Spain’s Galicia region is grappling with a deepening dairy crisis as milk prices hit the lowest nationwide at 48.8 cents/liter. Falling below both national and EU averages, the region is witnessing shrinking output and rapid farm closures. The profitability gap is prompting urgent calls for price reform, contractual fairness, and sectoral restructuring to safeguard the future of dairy farming in Galicia.
The dairy industry in Galicia, one of Spain’s largest milk-producing regions, is facing an escalating economic crisis, marked by plummeting milk prices, contracting production, and rising farm closures. As of May 2025, the average price of cow’s milk in Galicia stood at 48.8 cents per liter, significantly below Spain’s national average of 50.1 cents/liter and the European Union average of 53.03 cents/liter.
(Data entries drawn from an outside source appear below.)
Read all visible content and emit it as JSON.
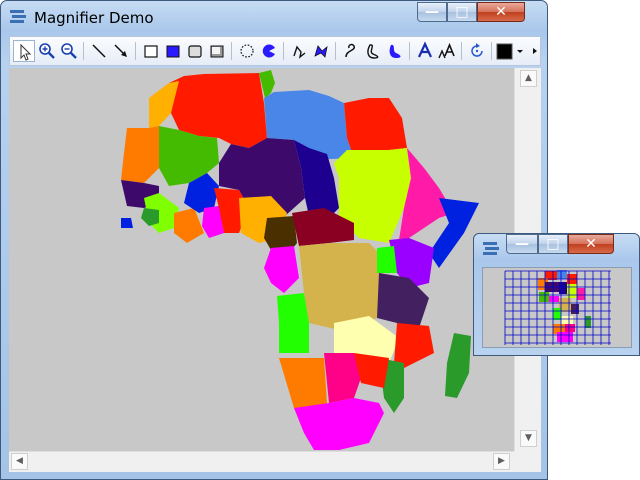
{
  "window": {
    "title": "Magnifier Demo",
    "minimize_glyph": "—",
    "maximize_glyph": "□",
    "close_glyph": "✕"
  },
  "toolbar": {
    "tools": [
      {
        "name": "pointer-tool"
      },
      {
        "name": "zoom-in-tool"
      },
      {
        "name": "zoom-out-tool"
      },
      {
        "name": "line-tool"
      },
      {
        "name": "arrow-tool"
      },
      {
        "name": "rectangle-tool"
      },
      {
        "name": "filled-rectangle-tool"
      },
      {
        "name": "rounded-rectangle-tool"
      },
      {
        "name": "shaded-rectangle-tool"
      },
      {
        "name": "ellipse-tool"
      },
      {
        "name": "pie-tool"
      },
      {
        "name": "polyline-tool"
      },
      {
        "name": "polygon-tool"
      },
      {
        "name": "curve-tool"
      },
      {
        "name": "closed-curve-tool"
      },
      {
        "name": "filled-curve-tool"
      },
      {
        "name": "text-tool"
      },
      {
        "name": "outlined-text-tool"
      },
      {
        "name": "rotate-tool"
      },
      {
        "name": "color-picker"
      }
    ],
    "current_color": "#000000"
  },
  "map": {
    "background": "#c8c8c8",
    "region_colors": [
      "#ff1a00",
      "#4a86e8",
      "#ffb000",
      "#ff7b00",
      "#44bb00",
      "#3d0a6b",
      "#1e0090",
      "#c7ff00",
      "#ff1aa8",
      "#0022e0",
      "#8a0022",
      "#7a3b00",
      "#d4b24c",
      "#9a00ff",
      "#432060",
      "#ff00ff",
      "#22ff00",
      "#ffffb0",
      "#2a9a2a",
      "#ff0088",
      "#7fff00"
    ]
  },
  "magnifier": {
    "minimize_glyph": "—",
    "maximize_glyph": "□",
    "close_glyph": "✕",
    "grid_color": "#0000cc"
  }
}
This price divergence is stark: neighboring farms often face disparities of up to 9 cents per liter, eroding profitability and heightening tensions across the production chain. The contrast is particularly acute as European markets, including key producers, report year-on-year price increases of up to 19.8%, driven by supply tightness and input cost inflation.
Compounding the issue is a downward trend in output. Galicia’s milk production declined by nearly 2% during the first five months of 2025. This contraction mirrors wider European patterns, with major dairy-producing countries reporting similar declines. Yet, for Galicia, the implications are magnified due to persistently low pricing and shrinking scale.
The structural impact is now evident in farm attrition. In 2024 alone, 359 farms ceased operations, followed by another 92 closures between January and April 2025. The continued exit of producers undermines not just local production capacity, but also the broader rural economy’s sustainability and competitiveness.
Industry stakeholders warn that the region is approaching an inflection point. Calls are intensifying for fairer commercial terms, regulatory intervention, and revised pricing mechanisms aligned with international benchmarks. Current contracts are increasingly criticized for imbalanced clauses that fail to reflect input costs and market dynamics.
Financial analysts stress that without immediate reforms in pricing policy, market structure, and investment in competitiveness, Galicia risks permanent contraction of its dairy base. The cascading effect on rural livelihoods, employment, and ancillary sectors could be profound.
As Spain navigates broader agricultural challenges, Galicia’s dairy crisis may serve as a case study in the importance of aligning farm-level economics with market realities — before regional production collapses under the weight of systemic inefficiencies.